Read my full review and get the recipe for the Banh Mi here
Chasing Smoke Around the Levant by Sarit Packer and Itamar Srulovich
Chasing Smoke: Cooking Over Fire Around the Levant is written by the husband and wife duo behind the well-known London restaurant, Honey & Smoke. It’s their fourth cookbook and themed around Middle Eastern foods cooked completely on the grill. It combines recipes with food and travel writing and makes you want to pick up and go on a food tour of the world. While all recipes are made over a fire, they do give directions for cooking in the oven or the stove.
While this is the cookbook I turn to whenever I want a new braai idea (and my cookbook of this summer), I’ve made a few of their recipes in the oven/stove when I’ve wanted a middle eastern flavored dish and they’ve all been a hit.
Dietary Notes: They split the book by ingredients and include an entire chapter dedicated to fruits and vegetables. So while the book is heavy on the animal protein, that first chapter has so many different and unique plant-based dishes good for a braai. Most recipes are gluten free.
Best For: Those who love Middle Eastern flavours and cooking over fire!
My favorite recipes: Chicken and Swiss Chard Fatayar.

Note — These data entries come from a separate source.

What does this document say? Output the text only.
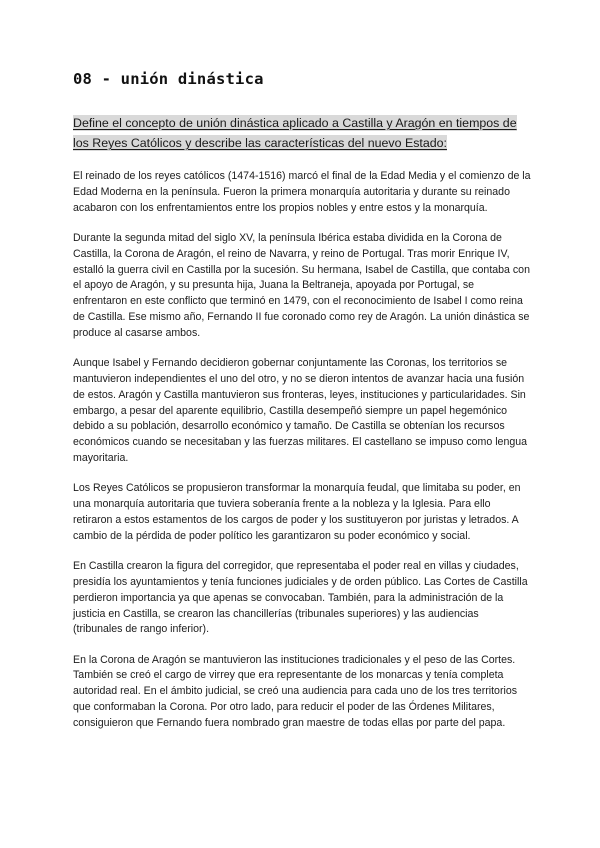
08 - unión dinástica

Define el concepto de unión dinástica aplicado a Castilla y Aragón en tiempos de los Reyes Católicos y describe las características del nuevo Estado:

El reinado de los reyes católicos (1474-1516) marcó el final de la Edad Media y el comienzo de la Edad Moderna en la península. Fueron la primera monarquía autoritaria y durante su reinado acabaron con los enfrentamientos entre los propios nobles y entre estos y la monarquía.

Durante la segunda mitad del siglo XV, la península Ibérica estaba dividida en la Corona de Castilla, la Corona de Aragón, el reino de Navarra, y reino de Portugal. Tras morir Enrique IV, estalló la guerra civil en Castilla por la sucesión. Su hermana, Isabel de Castilla, que contaba con el apoyo de Aragón, y su presunta hija, Juana la Beltraneja, apoyada por Portugal, se enfrentaron en este conflicto que terminó en 1479, con el reconocimiento de Isabel I como reina de Castilla. Ese mismo año, Fernando II fue coronado como rey de Aragón. La unión dinástica se produce al casarse ambos.

Aunque Isabel y Fernando decidieron gobernar conjuntamente las Coronas, los territorios se mantuvieron independientes el uno del otro, y no se dieron intentos de avanzar hacia una fusión de estos. Aragón y Castilla mantuvieron sus fronteras, leyes, instituciones y particularidades. Sin embargo, a pesar del aparente equilibrio, Castilla desempeñó siempre un papel hegemónico debido a su población, desarrollo económico y tamaño. De Castilla se obtenían los recursos económicos cuando se necesitaban y las fuerzas militares. El castellano se impuso como lengua mayoritaria.

Los Reyes Católicos se propusieron transformar la monarquía feudal, que limitaba su poder, en una monarquía autoritaria que tuviera soberanía frente a la nobleza y la Iglesia. Para ello retiraron a estos estamentos de los cargos de poder y los sustituyeron por juristas y letrados. A cambio de la pérdida de poder político les garantizaron su poder económico y social.

En Castilla crearon la figura del corregidor, que representaba el poder real en villas y ciudades, presidía los ayuntamientos y tenía funciones judiciales y de orden público. Las Cortes de Castilla perdieron importancia ya que apenas se convocaban. También, para la administración de la justicia en Castilla, se crearon las chancillerías (tribunales superiores) y las audiencias (tribunales de rango inferior).

En la Corona de Aragón se mantuvieron las instituciones tradicionales y el peso de las Cortes. También se creó el cargo de virrey que era representante de los monarcas y tenía completa autoridad real. En el ámbito judicial, se creó una audiencia para cada uno de los tres territorios que conformaban la Corona. Por otro lado, para reducir el poder de las Órdenes Militares, consiguieron que Fernando fuera nombrado gran maestre de todas ellas por parte del papa.
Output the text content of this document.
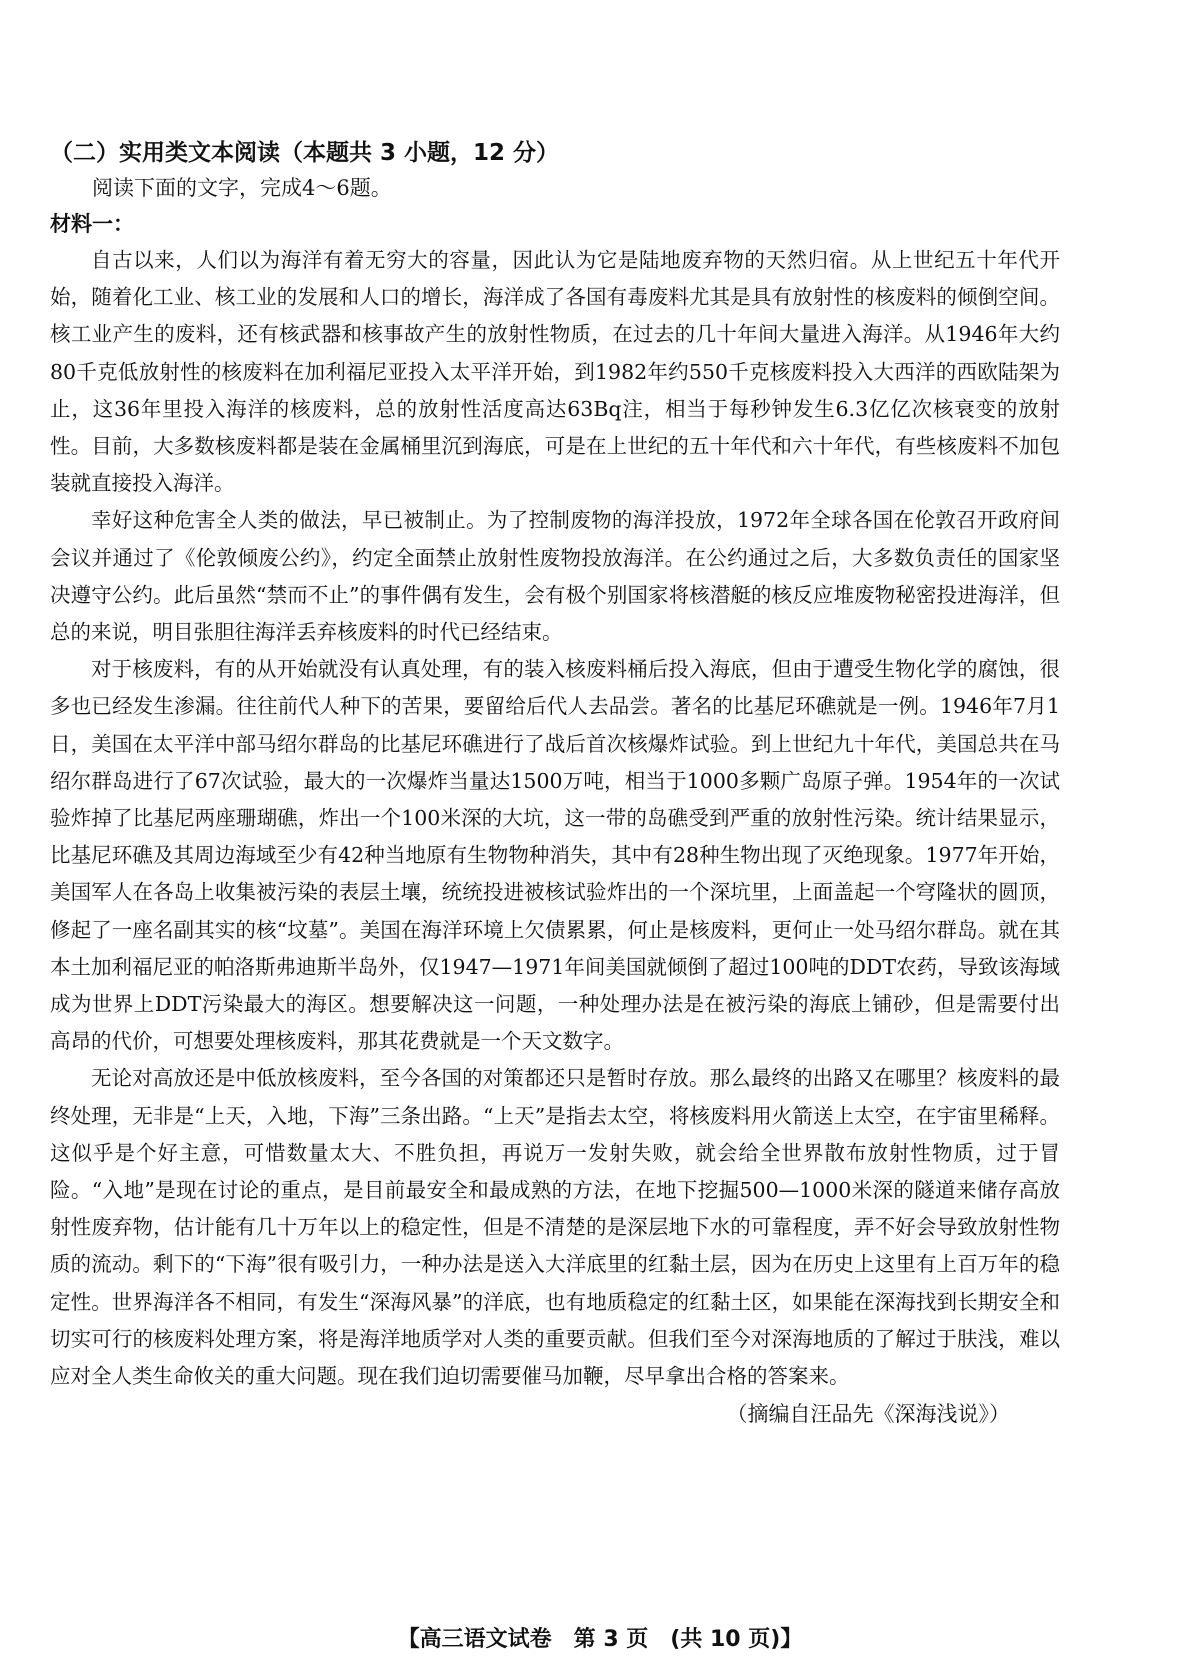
（二）实用类文本阅读（本题共 3 小题，12 分）

阅读下面的文字，完成4～6题。

材料一：

自古以来，人们以为海洋有着无穷大的容量，因此认为它是陆地废弃物的天然归宿。从上世纪五十年代开始，随着化工业、核工业的发展和人口的增长，海洋成了各国有毒废料尤其是具有放射性的核废料的倾倒空间。核工业产生的废料，还有核武器和核事故产生的放射性物质，在过去的几十年间大量进入海洋。从1946年大约80千克低放射性的核废料在加利福尼亚投入太平洋开始，到1982年约550千克核废料投入大西洋的西欧陆架为止，这36年里投入海洋的核废料，总的放射性活度高达63Bq注，相当于每秒钟发生6.3亿亿次核衰变的放射性。目前，大多数核废料都是装在金属桶里沉到海底，可是在上世纪的五十年代和六十年代，有些核废料不加包装就直接投入海洋。

幸好这种危害全人类的做法，早已被制止。为了控制废物的海洋投放，1972年全球各国在伦敦召开政府间会议并通过了《伦敦倾废公约》，约定全面禁止放射性废物投放海洋。在公约通过之后，大多数负责任的国家坚决遵守公约。此后虽然“禁而不止”的事件偶有发生，会有极个别国家将核潜艇的核反应堆废物秘密投进海洋，但总的来说，明目张胆往海洋丢弃核废料的时代已经结束。

对于核废料，有的从开始就没有认真处理，有的装入核废料桶后投入海底，但由于遭受生物化学的腐蚀，很多也已经发生渗漏。往往前代人种下的苦果，要留给后代人去品尝。著名的比基尼环礁就是一例。1946年7月1日，美国在太平洋中部马绍尔群岛的比基尼环礁进行了战后首次核爆炸试验。到上世纪九十年代，美国总共在马绍尔群岛进行了67次试验，最大的一次爆炸当量达1500万吨，相当于1000多颗广岛原子弹。1954年的一次试验炸掉了比基尼两座珊瑚礁，炸出一个100米深的大坑，这一带的岛礁受到严重的放射性污染。统计结果显示，比基尼环礁及其周边海域至少有42种当地原有生物物种消失，其中有28种生物出现了灭绝现象。1977年开始，美国军人在各岛上收集被污染的表层土壤，统统投进被核试验炸出的一个深坑里，上面盖起一个穹隆状的圆顶，修起了一座名副其实的核“坟墓”。美国在海洋环境上欠债累累，何止是核废料，更何止一处马绍尔群岛。就在其本土加利福尼亚的帕洛斯弗迪斯半岛外，仅1947—1971年间美国就倾倒了超过100吨的DDT农药，导致该海域成为世界上DDT污染最大的海区。想要解决这一问题，一种处理办法是在被污染的海底上铺砂，但是需要付出高昂的代价，可想要处理核废料，那其花费就是一个天文数字。

无论对高放还是中低放核废料，至今各国的对策都还只是暂时存放。那么最终的出路又在哪里？核废料的最终处理，无非是“上天，入地，下海”三条出路。“上天”是指去太空，将核废料用火箭送上太空，在宇宙里稀释。这似乎是个好主意，可惜数量太大、不胜负担，再说万一发射失败，就会给全世界散布放射性物质，过于冒险。“入地”是现在讨论的重点，是目前最安全和最成熟的方法，在地下挖掘500—1000米深的隧道来储存高放射性废弃物，估计能有几十万年以上的稳定性，但是不清楚的是深层地下水的可靠程度，弄不好会导致放射性物质的流动。剩下的“下海”很有吸引力，一种办法是送入大洋底里的红黏土层，因为在历史上这里有上百万年的稳定性。世界海洋各不相同，有发生“深海风暴”的洋底，也有地质稳定的红黏土区，如果能在深海找到长期安全和切实可行的核废料处理方案，将是海洋地质学对人类的重要贡献。但我们至今对深海地质的了解过于肤浅，难以应对全人类生命攸关的重大问题。现在我们迫切需要催马加鞭，尽早拿出合格的答案来。

（摘编自汪品先《深海浅说》）

【高三语文试卷　第 3 页　(共 10 页)】
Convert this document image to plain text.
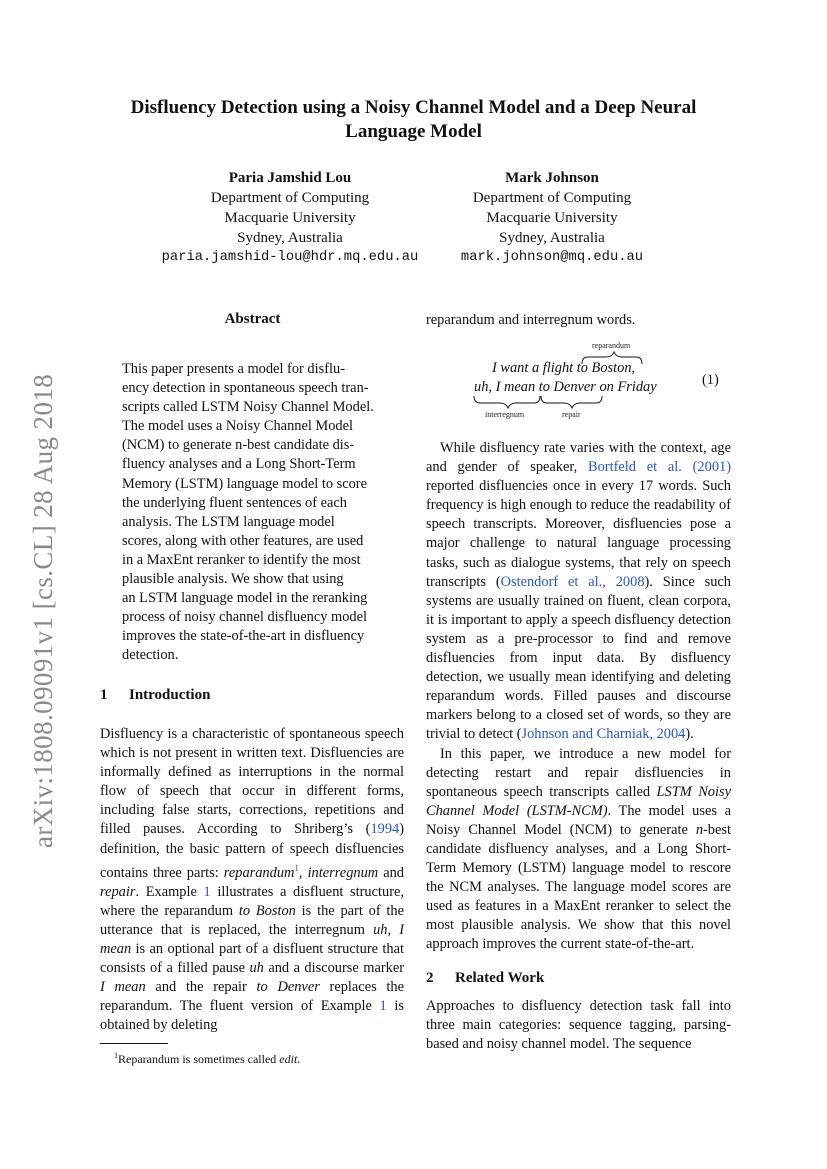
arXiv:1808.09091v1 [cs.CL] 28 Aug 2018
Disfluency Detection using a Noisy Channel Model and a Deep Neural
Language Model
Paria Jamshid Lou
Department of Computing
Macquarie University
Sydney, Australia
paria.jamshid-lou@hdr.mq.edu.au
Mark Johnson
Department of Computing
Macquarie University
Sydney, Australia
mark.johnson@mq.edu.au
Abstract
This paper presents a model for disflu-
ency detection in spontaneous speech tran-
scripts called LSTM Noisy Channel Model.
The model uses a Noisy Channel Model
(NCM) to generate n-best candidate dis-
fluency analyses and a Long Short-Term
Memory (LSTM) language model to score
the underlying fluent sentences of each
analysis. The LSTM language model
scores, along with other features, are used
in a MaxEnt reranker to identify the most
plausible analysis. We show that using
an LSTM language model in the reranking
process of noisy channel disfluency model
improves the state-of-the-art in disfluency
detection.
1 Introduction

Disfluency is a characteristic of spontaneous speech which is not present in written text. Disfluencies are informally defined as interruptions in the normal flow of speech that occur in different forms, including false starts, corrections, repetitions and filled pauses. According to Shriberg’s (1994) definition, the basic pattern of speech disfluencies contains three parts: reparandum$^1$, interregnum and repair. Example 1 illustrates a disfluent structure, where the reparandum to Boston is the part of the utterance that is replaced, the interregnum uh, I mean is an optional part of a disfluent structure that consists of a filled pause uh and a discourse marker I mean and the repair to Denver replaces the reparandum. The fluent version of Example 1 is obtained by deleting

$^1$Reparandum is sometimes called edit.
reparandum and interregnum words.
reparandum
I want a flight to Boston,
uh, I mean to Denver on Friday
interregnum	repair
(1)

While disfluency rate varies with the context, age and gender of speaker, Bortfeld et al. (2001) reported disfluencies once in every 17 words. Such frequency is high enough to reduce the readability of speech transcripts. Moreover, disfluencies pose a major challenge to natural language processing tasks, such as dialogue systems, that rely on speech transcripts (Ostendorf et al., 2008). Since such systems are usually trained on fluent, clean corpora, it is important to apply a speech disfluency detection system as a pre-processor to find and remove disfluencies from input data. By disfluency detection, we usually mean identifying and deleting reparandum words. Filled pauses and discourse markers belong to a closed set of words, so they are trivial to detect (Johnson and Charniak, 2004).

In this paper, we introduce a new model for detecting restart and repair disfluencies in spontaneous speech transcripts called LSTM Noisy Channel Model (LSTM-NCM). The model uses a Noisy Channel Model (NCM) to generate n-best candidate disfluency analyses, and a Long Short-Term Memory (LSTM) language model to rescore the NCM analyses. The language model scores are used as features in a MaxEnt reranker to select the most plausible analysis. We show that this novel approach improves the current state-of-the-art.

2 Related Work

Approaches to disfluency detection task fall into three main categories: sequence tagging, parsing-based and noisy channel model. The sequence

Read my full review and get the recipe for the whole burnt aubergine with egg yolk, tahini and chilli sauce here
Shelf Love by Ottolenghi
Shelf Love is the first cookbook in the Ottolenghi Test Kitchen Series. It is a collaboration between Yotam Ottolenghi and his supporting team of chefs that make up the Ottolenghi Test Kitchen. The recipes reflect each of their own cultures and food loves, from Middle Eastern flavors to baking to the latest trends in food and flavor. It draws inspiration from those forgotten ingredients found in your pantry and the back of your fridge. It is simpler than his cookbooks, but the recipes still have that unmistakable Ottolenghi flavour.
Dietary Notes: This is heavily plant-based but does include the occasional animal protein.
Best For: Anyone who has random ingredients they bought for one recipe they don’t know how to use up.
My favorite recipes: Sweet potato shakshuka and rice koofteh in spiced tomato sauce
Read my full review and get the recipe for the sweet potato shakshuka here
What was your best cookbook of 2021?